Sibylla Schwarz als Barockdichterin entdecken: Mit ihrem Gedicht „Gesang wieder den Neidt“ schuf Sibylla Schwarz (1621-1638) wohl eines der ersten eindeutig feministisch geprägten Gedichte Deutschlands.
![Sibylla Schwarz als Barockdichterin entdecken](https://westfalium.de/wp-content/uploads/2025/02/070-deutsche-poetische-gedichte-c-herzog-august-bibliothek-wolfenbuttel-e1739272251377.jpg)
Porträt der Barockdichterin Sibylla Schwarz in ihrem Band „Deutsche Poëtische Gedichte“ -Foto Herzog August Bibliothek Wolfenbüttel
In dem schlagfertigen Poem geht sie die (männlichen) „Neider“ ihrer Werke und ihrer eigenen Person an, schreibt sie doch überaus entschlossen, dass auch weibliche Dichterinnen nicht nur großartige Werke produzieren können, sondern den gleichen Stellenwert in der Welt der Dichtkunst haben. In der neuen Ausstellung „Women in Progress“, die bis zum 25. Mai 2025 auf Burg Vischering in Lüdinghausen zu sehen ist, erfahren Besuchende mehr über das vergessene „Wunderkind“ und dessen Lyrik.

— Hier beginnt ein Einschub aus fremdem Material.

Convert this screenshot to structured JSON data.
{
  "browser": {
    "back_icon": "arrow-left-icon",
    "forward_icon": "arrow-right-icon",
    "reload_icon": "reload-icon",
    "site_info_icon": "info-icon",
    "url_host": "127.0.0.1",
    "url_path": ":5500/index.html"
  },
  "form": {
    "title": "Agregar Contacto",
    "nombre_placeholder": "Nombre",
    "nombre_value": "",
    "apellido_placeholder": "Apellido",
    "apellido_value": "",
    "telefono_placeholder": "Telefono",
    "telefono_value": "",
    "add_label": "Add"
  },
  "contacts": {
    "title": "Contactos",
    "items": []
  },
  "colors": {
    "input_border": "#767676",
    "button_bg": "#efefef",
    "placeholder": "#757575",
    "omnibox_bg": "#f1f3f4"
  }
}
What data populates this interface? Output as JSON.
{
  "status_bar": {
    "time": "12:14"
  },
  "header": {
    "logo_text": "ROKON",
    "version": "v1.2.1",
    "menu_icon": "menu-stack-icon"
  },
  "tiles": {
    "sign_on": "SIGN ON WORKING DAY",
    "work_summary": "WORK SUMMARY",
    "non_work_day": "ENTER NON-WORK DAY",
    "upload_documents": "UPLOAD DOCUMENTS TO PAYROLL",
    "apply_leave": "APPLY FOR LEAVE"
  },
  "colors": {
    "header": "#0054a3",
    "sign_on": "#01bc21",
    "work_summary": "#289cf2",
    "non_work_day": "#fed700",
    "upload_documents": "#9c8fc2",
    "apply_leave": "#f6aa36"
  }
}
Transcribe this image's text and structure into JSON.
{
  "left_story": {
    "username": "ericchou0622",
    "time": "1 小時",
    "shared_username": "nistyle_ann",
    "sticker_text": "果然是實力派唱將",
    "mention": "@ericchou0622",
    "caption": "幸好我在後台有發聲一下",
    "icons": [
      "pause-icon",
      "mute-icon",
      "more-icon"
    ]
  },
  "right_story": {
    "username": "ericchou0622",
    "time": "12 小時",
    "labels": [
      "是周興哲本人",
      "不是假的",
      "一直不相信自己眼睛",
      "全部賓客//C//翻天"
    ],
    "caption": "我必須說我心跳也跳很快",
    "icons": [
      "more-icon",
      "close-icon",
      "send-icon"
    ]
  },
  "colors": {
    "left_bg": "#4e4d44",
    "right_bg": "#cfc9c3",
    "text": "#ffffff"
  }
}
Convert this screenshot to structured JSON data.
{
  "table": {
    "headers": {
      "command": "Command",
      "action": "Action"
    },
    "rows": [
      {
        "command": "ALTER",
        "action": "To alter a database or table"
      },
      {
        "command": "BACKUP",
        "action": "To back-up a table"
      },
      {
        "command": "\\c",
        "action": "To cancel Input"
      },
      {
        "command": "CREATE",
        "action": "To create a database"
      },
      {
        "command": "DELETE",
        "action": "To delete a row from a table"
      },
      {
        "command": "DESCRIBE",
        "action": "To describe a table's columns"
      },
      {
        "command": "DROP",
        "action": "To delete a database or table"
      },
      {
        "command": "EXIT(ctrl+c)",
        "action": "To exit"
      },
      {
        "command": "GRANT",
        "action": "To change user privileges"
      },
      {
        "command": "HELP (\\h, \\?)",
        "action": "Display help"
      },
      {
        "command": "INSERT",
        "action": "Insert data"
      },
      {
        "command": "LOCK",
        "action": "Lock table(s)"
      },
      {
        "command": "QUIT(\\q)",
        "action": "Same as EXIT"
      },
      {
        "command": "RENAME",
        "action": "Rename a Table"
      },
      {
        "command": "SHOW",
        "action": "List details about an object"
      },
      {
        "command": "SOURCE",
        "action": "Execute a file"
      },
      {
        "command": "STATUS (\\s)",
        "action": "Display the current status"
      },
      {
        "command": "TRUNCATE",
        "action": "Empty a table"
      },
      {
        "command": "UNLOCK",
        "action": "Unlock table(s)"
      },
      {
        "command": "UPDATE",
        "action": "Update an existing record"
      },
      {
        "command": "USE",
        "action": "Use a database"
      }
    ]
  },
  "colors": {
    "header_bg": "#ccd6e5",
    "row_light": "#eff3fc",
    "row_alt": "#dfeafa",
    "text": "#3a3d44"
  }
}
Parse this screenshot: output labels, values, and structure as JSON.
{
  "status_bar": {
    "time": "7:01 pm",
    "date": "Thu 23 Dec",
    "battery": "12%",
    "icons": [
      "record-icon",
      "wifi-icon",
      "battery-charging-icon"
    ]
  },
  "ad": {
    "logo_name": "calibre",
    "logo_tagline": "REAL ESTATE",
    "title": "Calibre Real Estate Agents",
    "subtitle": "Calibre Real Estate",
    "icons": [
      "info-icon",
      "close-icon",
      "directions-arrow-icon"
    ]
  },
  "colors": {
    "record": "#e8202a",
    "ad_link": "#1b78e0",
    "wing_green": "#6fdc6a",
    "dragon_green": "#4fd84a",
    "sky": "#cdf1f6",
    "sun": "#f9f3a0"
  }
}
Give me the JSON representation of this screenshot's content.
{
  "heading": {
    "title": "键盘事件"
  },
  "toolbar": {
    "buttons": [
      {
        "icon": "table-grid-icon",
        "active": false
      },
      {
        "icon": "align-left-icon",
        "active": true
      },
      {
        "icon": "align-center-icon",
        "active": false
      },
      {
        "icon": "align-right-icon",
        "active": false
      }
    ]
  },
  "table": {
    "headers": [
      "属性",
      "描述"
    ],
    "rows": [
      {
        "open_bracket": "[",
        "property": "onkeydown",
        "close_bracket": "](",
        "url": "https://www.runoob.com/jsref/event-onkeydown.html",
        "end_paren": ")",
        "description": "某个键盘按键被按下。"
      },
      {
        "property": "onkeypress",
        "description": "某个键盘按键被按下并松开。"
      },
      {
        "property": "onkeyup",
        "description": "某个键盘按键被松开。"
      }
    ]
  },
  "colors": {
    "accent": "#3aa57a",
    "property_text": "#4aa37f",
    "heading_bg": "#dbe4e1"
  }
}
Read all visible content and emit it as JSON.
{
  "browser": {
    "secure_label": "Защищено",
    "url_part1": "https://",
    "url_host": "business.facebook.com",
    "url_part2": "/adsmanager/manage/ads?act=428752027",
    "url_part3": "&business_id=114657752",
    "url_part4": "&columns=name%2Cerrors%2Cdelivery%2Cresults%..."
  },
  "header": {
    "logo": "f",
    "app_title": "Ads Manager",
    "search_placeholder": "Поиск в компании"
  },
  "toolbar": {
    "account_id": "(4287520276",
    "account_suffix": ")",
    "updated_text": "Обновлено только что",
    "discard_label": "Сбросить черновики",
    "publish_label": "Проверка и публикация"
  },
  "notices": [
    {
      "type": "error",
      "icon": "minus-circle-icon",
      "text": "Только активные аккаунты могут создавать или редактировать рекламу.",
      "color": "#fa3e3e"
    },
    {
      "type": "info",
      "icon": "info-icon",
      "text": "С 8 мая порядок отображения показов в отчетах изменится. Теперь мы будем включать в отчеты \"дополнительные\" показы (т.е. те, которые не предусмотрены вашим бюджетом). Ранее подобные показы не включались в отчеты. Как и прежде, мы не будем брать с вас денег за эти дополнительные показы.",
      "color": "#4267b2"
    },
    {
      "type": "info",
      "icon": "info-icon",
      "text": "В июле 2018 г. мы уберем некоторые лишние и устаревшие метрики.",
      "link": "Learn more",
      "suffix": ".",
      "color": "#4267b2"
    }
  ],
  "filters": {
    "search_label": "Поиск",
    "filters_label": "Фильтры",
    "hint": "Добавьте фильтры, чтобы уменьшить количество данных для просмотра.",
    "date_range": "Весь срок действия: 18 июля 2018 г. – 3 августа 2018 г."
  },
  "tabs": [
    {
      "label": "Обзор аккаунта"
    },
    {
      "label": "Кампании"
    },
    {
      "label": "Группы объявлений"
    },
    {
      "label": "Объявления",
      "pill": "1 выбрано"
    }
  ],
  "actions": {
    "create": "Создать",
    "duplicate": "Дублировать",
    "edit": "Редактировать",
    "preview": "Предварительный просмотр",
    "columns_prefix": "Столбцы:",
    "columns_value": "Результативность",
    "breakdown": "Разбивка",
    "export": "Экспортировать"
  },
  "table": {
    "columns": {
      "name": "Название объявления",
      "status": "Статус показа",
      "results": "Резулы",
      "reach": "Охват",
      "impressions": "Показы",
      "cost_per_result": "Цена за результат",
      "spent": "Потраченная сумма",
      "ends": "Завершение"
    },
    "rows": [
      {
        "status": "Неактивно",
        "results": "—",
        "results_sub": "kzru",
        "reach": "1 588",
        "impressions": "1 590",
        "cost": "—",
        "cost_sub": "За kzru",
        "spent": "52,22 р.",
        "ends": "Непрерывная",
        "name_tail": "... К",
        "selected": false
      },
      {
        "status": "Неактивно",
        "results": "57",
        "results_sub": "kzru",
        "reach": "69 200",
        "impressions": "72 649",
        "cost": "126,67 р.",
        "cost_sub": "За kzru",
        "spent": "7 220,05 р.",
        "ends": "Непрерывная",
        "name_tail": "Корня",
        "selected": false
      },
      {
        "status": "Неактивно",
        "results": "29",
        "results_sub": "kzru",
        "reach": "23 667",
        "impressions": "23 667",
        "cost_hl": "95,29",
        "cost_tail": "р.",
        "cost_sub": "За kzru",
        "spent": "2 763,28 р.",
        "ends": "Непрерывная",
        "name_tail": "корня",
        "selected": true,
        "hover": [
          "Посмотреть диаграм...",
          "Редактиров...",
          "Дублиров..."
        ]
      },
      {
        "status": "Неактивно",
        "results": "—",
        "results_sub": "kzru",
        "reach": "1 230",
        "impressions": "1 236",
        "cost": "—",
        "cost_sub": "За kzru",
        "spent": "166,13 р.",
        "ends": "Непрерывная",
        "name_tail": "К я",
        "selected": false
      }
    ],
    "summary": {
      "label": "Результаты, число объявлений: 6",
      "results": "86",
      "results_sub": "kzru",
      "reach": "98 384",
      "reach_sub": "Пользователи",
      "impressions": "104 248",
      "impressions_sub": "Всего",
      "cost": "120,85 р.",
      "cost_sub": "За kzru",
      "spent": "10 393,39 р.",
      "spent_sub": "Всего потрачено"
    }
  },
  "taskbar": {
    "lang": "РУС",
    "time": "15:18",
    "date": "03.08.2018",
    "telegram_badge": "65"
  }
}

Die Staatsbibliothek Berlin steuert dazu als Leihgabe ein Originalexemplar des Bandes „Deutsche Poëtische Gedichte“ bei, der zwölf Jahre nach dem frühen Tod der Autorin erschien. Sibylla Schwarz war Kind ihrer Zeit: In der ersten Hälfte des 17. Jahrhunderts versinkt Europa im Chaos des Dreißigjährigen Krieges (1618–48). Trotz der düsteren Aussichten fanden die Menschen Zeit für Gedichte und Poesie – so auch Sibylla Schwarz.
Als Tochter einer Patrizierfamilie wird ihr von klein auf Bildung ermöglicht, zunächst durch die eigene Familie und später durch Kontakte zur Bildungsschicht ihrer Heimatstadt Greifswald. Für ihre Zeit ist die junge Frau ungewöhnlich gut gebildet: Schwarz spricht Holländisch, beherrscht Latein in Schrift und Sprache und kennt sich gut in den Mythen der griechischen Antike aus.
Ihr erstes datierbares Gedicht „Fretowische Frölligkeit“ geht auf das Jahr 1633 zurück – im Alter von nur zwölf Jahren verfasst Schwarz also bereits eigene Werke. Durch ihren Hauslehrer Samuel Gerlach kommt sie mit der damals neuesten deutschen Literatur in Kontakt. Besonders die klassisch barocken Werke des Dichters Martin Opitz sprechen Schwarz an und prägen die Form ihrer Gedichte maßgeblich.
Thematisch verarbeitet die junge Frau den Krieg, der sie sogar persönlich beeinflusst. 1637 zerstören schwedische Soldaten das Landgut ihrer Familie, dem sie in einem Gedicht nachtrauert. Im Vordergrund ihrer Werke stehen allerdings gesellschaftliche Anlässe, Freundschaft und Liebe, wobei Schwarz dabei die gängigen Konventionen ihrer Zeit bricht: Den Lesenden wird es selbst überlassen, ob in ihren Liebesgedichten eine männliche oder weibliche Person angesprochen wird – ziemlich modern! Wahrscheinlich wird sie auch deshalb als die „pommersche Sappho“ bezeichnet. Im Jahr 1638 erkrankte sie plötzlich an der Ruhr und starb im Alter von nur 17 Jahren.